Ecco quanto scrisse al Comando militare: “Faccio noto a codesto comando di essere venuto nella determinazione di disertare la vita militare per ragioni di coscienza. Trascurando qui di prendere in considerazione nei dettagli le convinzioni dettatemi da ragioni di fede, storiche, sociali e altro, dico che le mie obiezioni nascono essenzialmente dall’impegno totale assunto sin dalla fanciullezza ad una apertura ideale e pratica a tutte le creature umane. Modi capitali indispensabili di essa apertura: nonviolenza e non menzogna, mai limitabili e per nessun motivo. Logica e naturale è così la mia spontanea reazione, anzi impossibilità a collaborare con l’Istituzione militare, le cui evidenti manifestazioni prime sono in antitesi con tali mie più profonde ragioni di vita. Mi dichiaro pienamente consapevole del mio atto di rottura con la legge attuale e resto in attesa d’una pronta decisione al riguardo”.
    Processato per disobbedienza, sulla base dell’art.173 del Codice militare di pace, fu condannato al carcere prima per dieci mesi, poi per altri otto. Al processo venne difeso dall'avvocato Bruno Segre, che diventerà uno dei più famosi difensori italiani nel campo dell'obiezione di coscienza.
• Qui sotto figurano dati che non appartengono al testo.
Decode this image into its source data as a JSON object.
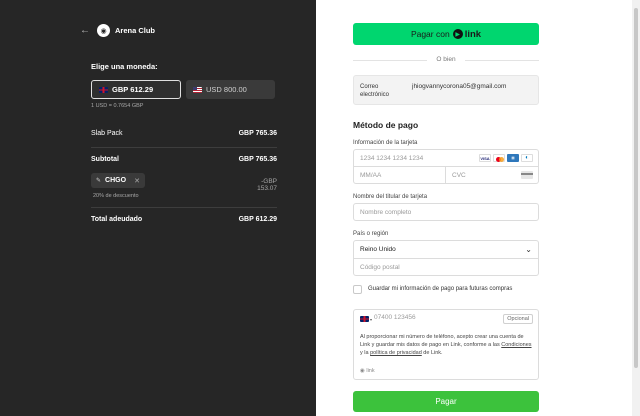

Venne infine riformato per "nevrosi cardiaca".
    Grazie alla risonanza fornita da Capitini, l’obiezione di Pietro Pinna assunse rilievi internazionali: ricevette lettere di sostegno dalla vedova del presidente degli Stati Uniti Wilson  e dalla figlia di Leone Tolstoj, Tatiana Tolstoj Suhotin; inoltre, ventitré parlamentari inglesi scrissero al Presidente del Consiglio De Gasperi per intercedere in suo favore.
    Pietro Pinna divenne poi uno dei più stretti collaboratori di Aldo Capitini, con cui nel 1961 organizzò la prima Marcia per la Pace Perugia-Assisi e le tre successive. Continuò ad operare nel Movimento Nonviolento per tutta la vita, diventandone segretario nazionale dal 1968 al 1976; fu direttore della rivista Azione nonviolenta fino alla morte, il 13 aprile 2016. Nel 2008 era stato insignito del Premio Nazionale Nonviolenza, mentre nel 2012 la Facoltà di Giurisprudenza dell'Università di Pisa gli aveva conferito la laurea ‘honoris causa’ in Scienze per la Pace.
    In varie circostanze, Pinna aveva continuato a pagare in prima persona per le sue scelte: in seguito all’affissione di uno scritto il 4 novembre, Festa delle Forze armate ("Non festa ma lutto"), il 17 gennaio 1973 venne arrestato a Perugia e condannato per vilipendio alle Forze armate; fu comunque liberato quattro settimane dopo su istanza di grazia dell'allora Presidente della Repubblica Giovanni Leone. Pinna fu anche tra gli organizzatori della Marcia Catania-Comiso (24/12/1982–3/1/1983), svolta per protestare contro l'installazione della base missilistica statunitense, prima azione concreta di lotta nonviolenta contro le installazioni militari in Italia.  
    Nel nostro paese, la leva obbligatoria è stata abolita con la legge 226 del 2004; oggi forse molti giovani non sanno neppure cosa sia l’obiezione di coscienza.
La situazione è diversa dove c’è una guerra, ad esempio in Ucraina e in Russia. In questi due Stati, il diritto all’obiezione di coscienza è riconosciuto nelle carte costituzionali, ma non è stato mai pienamente applicato. 
    Il movimento degli obiettori di coscienza russi sta lottando per far firmare a quanti più giovani possibile il rifiuto della coscrizione: infatti, anche se è poco noto, molti russi non vogliono andare al fronte a combattere.
    Anche in Ucraina la situazione è assai difficile. Dal 2014, l’obiezione all’uso delle armi era riconosciuta solo per motivi religiosi; adesso, con la legge marziale, il rifiuto di combattere comporta l’accusa di tradimento della patria, o quella di essere spie russe. Molte organizzazioni nonviolente e che si battono il rispetto dei diritti umani sono impegnate per offrire agli obiettori russi e ucraini aiuti concreti per pagare le spese legali e perché in Europa e in Italia venga loro riconosciuto lo status di rifugiati. I giovani russi e ucraini che non vogliono combattere cercano di comunicare tra loro: disertori, renitenti alla leva, obiettori, in un fronte e nell’altro, sono oggi i testimoni più autentici del desiderio di  pace.
    Si spera che la loro scelta difficile, il loro lungimirante coraggio e il loro diverso amor di patria possano far iniziare negoziati per una pace giusta e duratura. E spianino la strada perché tutti i popoli rifiutino la guerra come mezzo – atroce, devastante e assassino - di risoluzione dei conflitti.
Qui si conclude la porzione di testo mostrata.